Once again, you enjoy attacking obvious typographical errors - hope you
had a lot of fun with it, at least.  On to the point in question.  I
will cite a source that believes in the "essentiality" of omega 3s and
6s, actually (they sum it up well):

"The transcription factor NFB is involved in regulating expression of
a large number of genes involved in inflammation including COX-2, TNF,
IL-1, and adhesion molecules. NFB exists as an inactive trimer in the
cell cytosol; one of its subunits is termed inhibitor of NFB (IB).
Upon cellular activation, a signalling process leads to activation of
kinase enzymes (IB kinases) that phosphorylate IB. Upon
phosphorylation IB dissociates from the trimer and is degraded. The
remaining NFB dimer is able to translocate to the cell nucleus where
it binds to regulatory elements in the promoter regions of target
genes, inducing their transcription.
Cell culture studies have shown that arachidonic acid activates NFB
in monocytic cells (14).

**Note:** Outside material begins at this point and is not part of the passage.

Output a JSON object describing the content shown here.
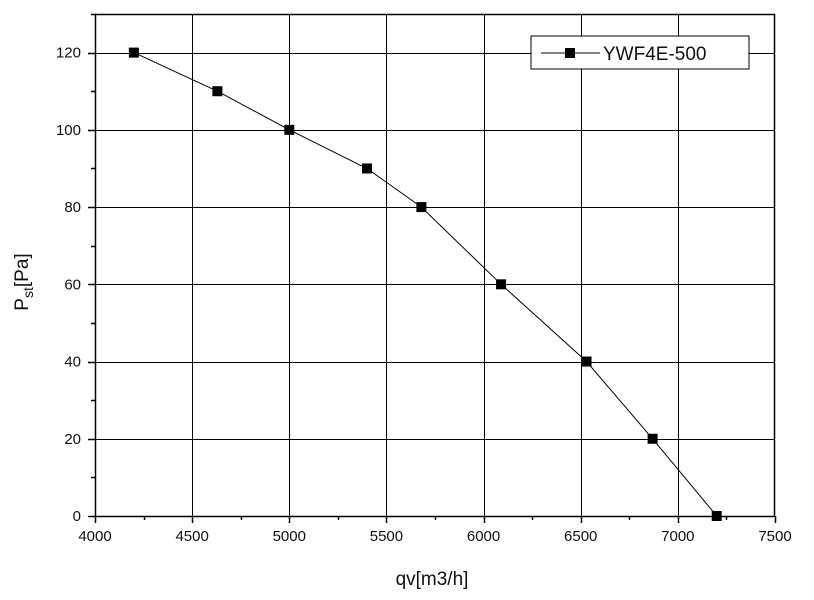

This might be the mechanism by which
arachidonic acid induces COX-2 and inflammatory cytokines."

Source: http://www.fatsoflife.com/article.asp?i=a&id=197

"The bad properties of saturated fats have, in contrast to your theory,
not
ever been asociated with any kind of free radical damage- but if you
have
literature that indicates otherwise please be kind enough to post a
citation."

First, you will need to define "saturated fat."  You seem to ignore the
point I have made over and over again: to classify lard at 39%
saturated with coconut oil at 92% saturated as the same "kind" of fat
is beyond ludicrous.  I have no idea what you are talking about in this
statement.  Lard, if one is to call it a "saturated fat," which is
common among "nutritional experts," is used in Rancimat tests because
of the ease with which lipid peroxidation occurs if you just expose it
to oxygen.  This is very different with coconut oil.  Thus, depending
how one defines "saturated fat," as well as how the food is prepared,
etc., free radical damage can be minimal or severe.

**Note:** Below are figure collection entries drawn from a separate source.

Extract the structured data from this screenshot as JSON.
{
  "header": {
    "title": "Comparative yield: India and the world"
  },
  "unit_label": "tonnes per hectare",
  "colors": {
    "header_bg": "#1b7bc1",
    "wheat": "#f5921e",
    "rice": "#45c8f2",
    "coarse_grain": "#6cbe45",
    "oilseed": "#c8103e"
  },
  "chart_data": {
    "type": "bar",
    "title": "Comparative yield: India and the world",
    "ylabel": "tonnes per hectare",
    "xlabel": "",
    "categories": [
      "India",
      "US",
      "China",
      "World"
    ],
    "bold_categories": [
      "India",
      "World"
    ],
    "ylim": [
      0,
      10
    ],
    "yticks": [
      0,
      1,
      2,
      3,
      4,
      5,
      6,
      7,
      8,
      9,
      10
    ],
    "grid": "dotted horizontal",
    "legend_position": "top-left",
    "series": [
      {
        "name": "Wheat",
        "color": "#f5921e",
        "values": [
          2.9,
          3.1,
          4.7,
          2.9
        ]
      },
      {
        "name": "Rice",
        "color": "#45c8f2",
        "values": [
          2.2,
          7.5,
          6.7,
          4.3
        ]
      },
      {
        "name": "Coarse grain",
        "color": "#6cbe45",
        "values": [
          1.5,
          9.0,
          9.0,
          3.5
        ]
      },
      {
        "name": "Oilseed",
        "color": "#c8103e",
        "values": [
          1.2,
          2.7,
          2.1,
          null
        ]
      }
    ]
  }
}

What makes you and your kind especially disingenuous is your
non-responses or diversionary remarks when I make my simple
experimental offer:  we will feed a couple dozen dogs two diets: the
only difference between them is that half will get 30% fish and canola
oil and the other half will get fresh coconut oil at 30% daily
calories.  And we will see which group lives longer.  According to you
and your kind, the fish and canola oil group will be gettin optimal
nutrition, while the coconut oil dogs will be deprived of "essential
fatty acids," especially omega 3s (since coconut oil contains none).
Thus, the fish and canola oil group should live much longer.  But even
if they live just a bit longer, I would pay for the expenses.  Instead,
you and your kind cite studies that do not address the central
question, but either look for "signs of deficiency" in animals fed no
fat, or something equally ridiculous.